Gareth Foulds said they worked with the Capitol Hill Restoration Society (CHRS) that is a 501(c) 3.

He said as a non-profit organization, it can help citizens get the things they need.

“A non-profit Society is the way to go,” he said.

He said restorations on Capitol Hill were so different than the restoration of Joe’s Radio Shop on Congress Street in Berkeley Springs.

“There were no architectural drawings needed with the Capitol Hill Restoration Society; they didn’t care what was on the inside,” he said.

“We did not have inspections,” Foulds said.

“Have the citizens agree on this – not the bankers,” he said.

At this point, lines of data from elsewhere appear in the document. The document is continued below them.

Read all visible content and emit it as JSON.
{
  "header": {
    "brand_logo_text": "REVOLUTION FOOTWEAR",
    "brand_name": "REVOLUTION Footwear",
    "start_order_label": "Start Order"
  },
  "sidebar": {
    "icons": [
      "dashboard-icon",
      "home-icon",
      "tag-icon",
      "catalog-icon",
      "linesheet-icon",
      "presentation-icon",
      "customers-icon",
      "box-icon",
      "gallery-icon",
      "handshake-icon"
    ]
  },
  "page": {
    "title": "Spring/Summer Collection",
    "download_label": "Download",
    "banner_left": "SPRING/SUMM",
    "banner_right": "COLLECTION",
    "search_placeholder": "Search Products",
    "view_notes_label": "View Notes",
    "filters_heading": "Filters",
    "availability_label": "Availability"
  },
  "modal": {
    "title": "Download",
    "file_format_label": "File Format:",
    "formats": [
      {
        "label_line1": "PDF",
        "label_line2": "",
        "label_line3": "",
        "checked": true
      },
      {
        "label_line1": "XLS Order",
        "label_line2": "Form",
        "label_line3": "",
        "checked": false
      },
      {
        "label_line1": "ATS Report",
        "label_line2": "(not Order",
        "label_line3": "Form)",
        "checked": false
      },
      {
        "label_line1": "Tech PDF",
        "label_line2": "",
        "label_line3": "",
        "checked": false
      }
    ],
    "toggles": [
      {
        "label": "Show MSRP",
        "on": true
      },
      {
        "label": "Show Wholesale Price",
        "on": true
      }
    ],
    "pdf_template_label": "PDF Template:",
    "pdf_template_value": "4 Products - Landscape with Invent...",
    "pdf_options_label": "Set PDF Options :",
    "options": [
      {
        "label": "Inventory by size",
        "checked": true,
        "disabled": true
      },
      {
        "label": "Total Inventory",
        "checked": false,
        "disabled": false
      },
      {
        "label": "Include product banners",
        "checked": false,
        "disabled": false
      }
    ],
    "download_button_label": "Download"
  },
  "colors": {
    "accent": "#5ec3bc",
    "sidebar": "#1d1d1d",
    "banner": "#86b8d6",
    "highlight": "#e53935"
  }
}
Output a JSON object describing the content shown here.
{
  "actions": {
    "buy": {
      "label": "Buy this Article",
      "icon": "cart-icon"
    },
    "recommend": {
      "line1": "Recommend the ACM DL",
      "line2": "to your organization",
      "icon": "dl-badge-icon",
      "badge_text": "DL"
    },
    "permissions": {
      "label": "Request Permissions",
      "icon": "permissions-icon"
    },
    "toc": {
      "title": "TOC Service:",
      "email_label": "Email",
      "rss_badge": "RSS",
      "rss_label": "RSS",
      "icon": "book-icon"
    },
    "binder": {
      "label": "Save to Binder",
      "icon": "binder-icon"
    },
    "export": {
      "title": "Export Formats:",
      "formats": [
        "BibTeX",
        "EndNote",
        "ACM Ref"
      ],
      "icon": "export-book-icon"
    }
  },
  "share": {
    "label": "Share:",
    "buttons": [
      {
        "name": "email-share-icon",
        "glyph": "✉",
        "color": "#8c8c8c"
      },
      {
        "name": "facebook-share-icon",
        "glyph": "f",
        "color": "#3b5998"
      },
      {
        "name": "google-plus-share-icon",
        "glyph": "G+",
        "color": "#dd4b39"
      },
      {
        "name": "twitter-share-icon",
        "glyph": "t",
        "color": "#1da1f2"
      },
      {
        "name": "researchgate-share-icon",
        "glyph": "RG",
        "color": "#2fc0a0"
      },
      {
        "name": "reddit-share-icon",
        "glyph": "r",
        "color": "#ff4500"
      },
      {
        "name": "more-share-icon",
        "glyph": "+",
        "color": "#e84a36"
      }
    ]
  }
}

Foulds said the non-profit organization could be made up of volunteers as a group of concerned citizens. He said the town’s volunteers are getting older, and the town needs younger volunteers.

He suggested the Capitol Hill Restoration Society’s bylaws be reviewed.

“CHRS is a volunteer organization, made up of Hill residents who love their historic neighborhoods and want to ensure that the unique character of the Hill is around for future generations,” the group’s website says.

Foulds said the Society hosts fundraising events, one of which is held around Mother’s Day where they have tours of restored homes on Capitol Hill. He said people viewed the restored houses, which were modern on the inside but historic on the outside.

“Most places have a non-profit organization as well as a HLC,” Salman said. He suggested one for the town and one for the county.

Train Depot & Cemetery

Town Recorder Susan Webster, who chairs the Train Depot committee, gave an update of the restoration project and told the commission that “it is an opportunity for the HLC to make improvements to the property like historic signage and lighting on the property through grants,” she said.

Bath Councilwoman Elizabeth Skinner, who chairs the Cemetery committee, told the commission that the HLC could help with the town-owned cemeteries. She said that buildings in Greenway Cemetery have been neglected and wants to partner with the HLC for grant funding.

Mason said he wants the HLC to make the community aware that “we are moving forward.”

He said educating the community should include attorneys and bankers of the historic landmarks.

He wants the committee to be the point of contact for new owners to know the group is “there to help,” Mason said.

Going forward, more training is needed for the members. They will work on grants and help with ongoing projects at the Train Depot and the Cemetery, Mason said.

Next, they want to make improvements in education to the community and add plaques to new properties.

Bath volunteer Larry Landon, who chairs the town’s Planning Commission, said educating the citizens is needed.

He said he lives on North Wilkes Street and most of the folks on Wilkes Street need to know if they are eligible for certain things and what the benefits are.

The next Historic Landmarks Commission meeting is on Thursday, February 16, 2 p.m. at the Bath Town Hall.